7.4.  Cada Direcção de Secção terá a sua primeira reunião nos primeiros 5 dias úteis que se seguirem à tomada de posse, e reunir-se-á periodicamente depois, pelo menos uma vez por mês.

 7.5. Só poderão ser tomadas deliberações desde que esteja presente a maioria dos seus membros efectivos. Todas as deliberações tomadas serão registadas em acta. O Presidente da reunião terá sempre o voto de qualidade.


Artigo 8º - Funcionamento do Conselho Fiscal

8.1. O Conselho Fiscal e constituído nos termos do Artigo 16.2 dos Estatutos.

8.2. O Conselho Fiscal para cumprir as suas competências nos termos do Artigo 16.3.  dos Estatutos devera efectuar a sua primeira reunião nos primeiros 30 dias que se seguirem a sua tomada de posse, reunir-se-a periodicamente depois, de preferência finalizados os trimestres. Efectuará uma reunião específica para analisar o Relatório e as Contas Anuais da ANL, finalizado o exercício a que lhe dizem respeito.

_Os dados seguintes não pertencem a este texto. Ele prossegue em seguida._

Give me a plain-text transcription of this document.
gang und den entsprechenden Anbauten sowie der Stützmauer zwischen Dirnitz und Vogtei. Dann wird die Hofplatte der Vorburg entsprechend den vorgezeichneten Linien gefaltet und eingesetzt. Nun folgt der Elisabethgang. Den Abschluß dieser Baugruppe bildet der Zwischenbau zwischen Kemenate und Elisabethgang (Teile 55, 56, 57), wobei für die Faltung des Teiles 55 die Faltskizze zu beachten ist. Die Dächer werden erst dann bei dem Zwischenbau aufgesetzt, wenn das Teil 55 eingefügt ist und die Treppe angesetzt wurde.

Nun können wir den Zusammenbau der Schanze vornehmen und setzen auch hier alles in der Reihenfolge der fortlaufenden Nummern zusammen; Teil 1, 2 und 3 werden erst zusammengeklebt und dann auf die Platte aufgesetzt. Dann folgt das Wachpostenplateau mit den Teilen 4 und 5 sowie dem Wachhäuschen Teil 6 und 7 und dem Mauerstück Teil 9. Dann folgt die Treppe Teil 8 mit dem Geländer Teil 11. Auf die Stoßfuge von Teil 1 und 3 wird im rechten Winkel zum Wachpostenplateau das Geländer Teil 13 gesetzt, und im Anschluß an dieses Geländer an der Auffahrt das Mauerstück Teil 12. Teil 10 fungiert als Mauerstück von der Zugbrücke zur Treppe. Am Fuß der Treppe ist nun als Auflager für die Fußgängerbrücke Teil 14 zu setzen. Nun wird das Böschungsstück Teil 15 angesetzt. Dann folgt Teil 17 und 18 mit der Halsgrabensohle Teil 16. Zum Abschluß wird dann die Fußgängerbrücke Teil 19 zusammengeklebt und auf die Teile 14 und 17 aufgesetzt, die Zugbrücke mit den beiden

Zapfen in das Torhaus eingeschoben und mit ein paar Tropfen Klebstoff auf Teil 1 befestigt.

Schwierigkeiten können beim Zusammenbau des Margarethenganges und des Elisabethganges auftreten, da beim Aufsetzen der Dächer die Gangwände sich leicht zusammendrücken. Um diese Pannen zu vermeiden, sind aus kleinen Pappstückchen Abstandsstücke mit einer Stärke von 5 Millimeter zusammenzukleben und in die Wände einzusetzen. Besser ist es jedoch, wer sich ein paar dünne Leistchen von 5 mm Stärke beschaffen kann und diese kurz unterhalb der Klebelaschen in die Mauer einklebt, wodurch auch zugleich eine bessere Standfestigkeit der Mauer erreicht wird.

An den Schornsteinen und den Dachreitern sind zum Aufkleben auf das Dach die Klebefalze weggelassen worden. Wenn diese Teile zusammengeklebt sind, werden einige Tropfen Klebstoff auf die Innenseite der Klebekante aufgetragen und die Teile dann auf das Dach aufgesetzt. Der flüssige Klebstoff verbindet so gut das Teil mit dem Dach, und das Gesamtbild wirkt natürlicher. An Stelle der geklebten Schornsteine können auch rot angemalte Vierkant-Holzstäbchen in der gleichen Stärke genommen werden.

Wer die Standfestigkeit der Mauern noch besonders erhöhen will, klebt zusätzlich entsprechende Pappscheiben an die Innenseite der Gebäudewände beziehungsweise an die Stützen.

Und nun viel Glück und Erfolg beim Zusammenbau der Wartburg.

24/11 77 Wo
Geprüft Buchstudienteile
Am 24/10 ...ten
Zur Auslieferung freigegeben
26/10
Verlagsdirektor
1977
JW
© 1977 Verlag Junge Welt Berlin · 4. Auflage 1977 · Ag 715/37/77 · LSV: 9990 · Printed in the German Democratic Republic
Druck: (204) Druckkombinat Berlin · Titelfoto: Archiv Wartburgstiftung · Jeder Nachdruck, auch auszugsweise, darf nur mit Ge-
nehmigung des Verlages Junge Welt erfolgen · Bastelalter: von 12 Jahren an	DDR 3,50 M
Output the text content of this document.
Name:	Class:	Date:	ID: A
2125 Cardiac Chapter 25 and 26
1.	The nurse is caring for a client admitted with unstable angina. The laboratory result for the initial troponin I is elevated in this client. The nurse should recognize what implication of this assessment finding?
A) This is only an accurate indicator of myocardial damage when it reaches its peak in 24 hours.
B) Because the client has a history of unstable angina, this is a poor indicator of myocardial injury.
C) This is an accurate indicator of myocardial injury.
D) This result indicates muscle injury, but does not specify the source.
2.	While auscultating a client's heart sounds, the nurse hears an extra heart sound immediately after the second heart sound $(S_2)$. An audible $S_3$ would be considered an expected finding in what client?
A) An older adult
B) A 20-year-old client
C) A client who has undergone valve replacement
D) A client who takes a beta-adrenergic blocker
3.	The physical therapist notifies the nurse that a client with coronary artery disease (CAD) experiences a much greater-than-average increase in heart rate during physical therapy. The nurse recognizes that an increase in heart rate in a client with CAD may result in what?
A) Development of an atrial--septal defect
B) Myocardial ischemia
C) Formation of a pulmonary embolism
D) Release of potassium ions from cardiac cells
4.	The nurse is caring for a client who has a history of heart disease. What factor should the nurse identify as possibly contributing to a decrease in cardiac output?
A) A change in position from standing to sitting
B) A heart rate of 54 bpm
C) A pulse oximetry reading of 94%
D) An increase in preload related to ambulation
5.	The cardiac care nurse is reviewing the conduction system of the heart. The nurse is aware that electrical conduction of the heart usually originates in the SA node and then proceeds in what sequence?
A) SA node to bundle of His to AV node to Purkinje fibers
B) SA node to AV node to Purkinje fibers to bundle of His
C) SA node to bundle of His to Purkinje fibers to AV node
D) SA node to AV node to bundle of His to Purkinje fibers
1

8.3. As deliberações serão tomadas desde que estejam presentes a maioria dos seus membros e serão registadas em acta. O Presidente terá sempre voto de qualidade. As actas serão assinadas pelos membros presentes a reunião.


Artigo 9º - Funcionamento do Conselho Jurídico e de Disciplina Desportiva

9.1. O Conselho Jurídico e de Disciplina Desportiva é o órgão de consulta do Conselho Geral ou das Direcções das Secções em assuntos de carácter Jurídico ou de Disciplina Desportiva.

9.2. Este Conselho tem por missão apreciar os assuntos que lhe sejam submetidos, de carácter jurídico ou de disciplina desportiva, emitindo o respectivo parecer, com carácter vinculativo em caso de aplicação de penas, para permitir às Direcções das Secções ou ao Conselho Geral tomarem as medidas ou decisões adequadas.

9.3. O tipo de penas a aplicar por este Conselho, bem como a sua forma de aplicação, estão estipuladas no Artigo 17º dos Estatutos.

9.4. Este Conselho devera efectuar a sua primeira reunião nos primeiros 30 dias que se seguirem a sua tomada de posse. Reunir-se-a depois sempre que convocado para o efeito pelo Conselho Geral ou por qualquer das Direcções das Secções para cumprir com as suas competências expressas no Artigo 17º dos Estatutos.

9.5. As deliberações serão tomadas desde que estejam presentes a maioria dos seus membros e serão registadas em acta. O Presidente terá sempre voto de qualidade. As actas serão assinadas pelos membros presentes a reunião.

 

CAPÍTULO IV - Embarcações

Artigo 10º - Registo de Embarcações

10.1. Como complemento ao estabelecido no Artigo 20º dos Estatutos, o registo das embarcações dos Sócios Efectivos, efectuar-se-á na Secretaria da ANL da Secção respectiva, em impresso de modelo próprio. A proposta de registo será submetida à Direcção da Secção para aprovação.

10.2. Qualquer embarcação pertencente a mais de um proprietário poderá ser registada na ANL desde que, pelo menos um deles, seja Sócio da ANL e, a embarcação não esteja registada noutro clube filiado na FPV.

10.3. Poderá ficar isenta de qualquer encargo a embarcação que seja posta à disposição da ANL durante o período em que esta dela disponha nos termos do disposto no Artigo 20.2 dos Estatutos, uma vez formalizado um protocolo de utilização, com a Direcção da Secção respectiva.

 

CAPÍTULO V - Outros

Artigo 11º - Entrada em vigor do Regulamento Geral

11.1. O presente Regulamento Geral entra em vigor na data da sua aprovação e funcionará em estreita ligação com os Estatutos da ANL aprovados na mesma data.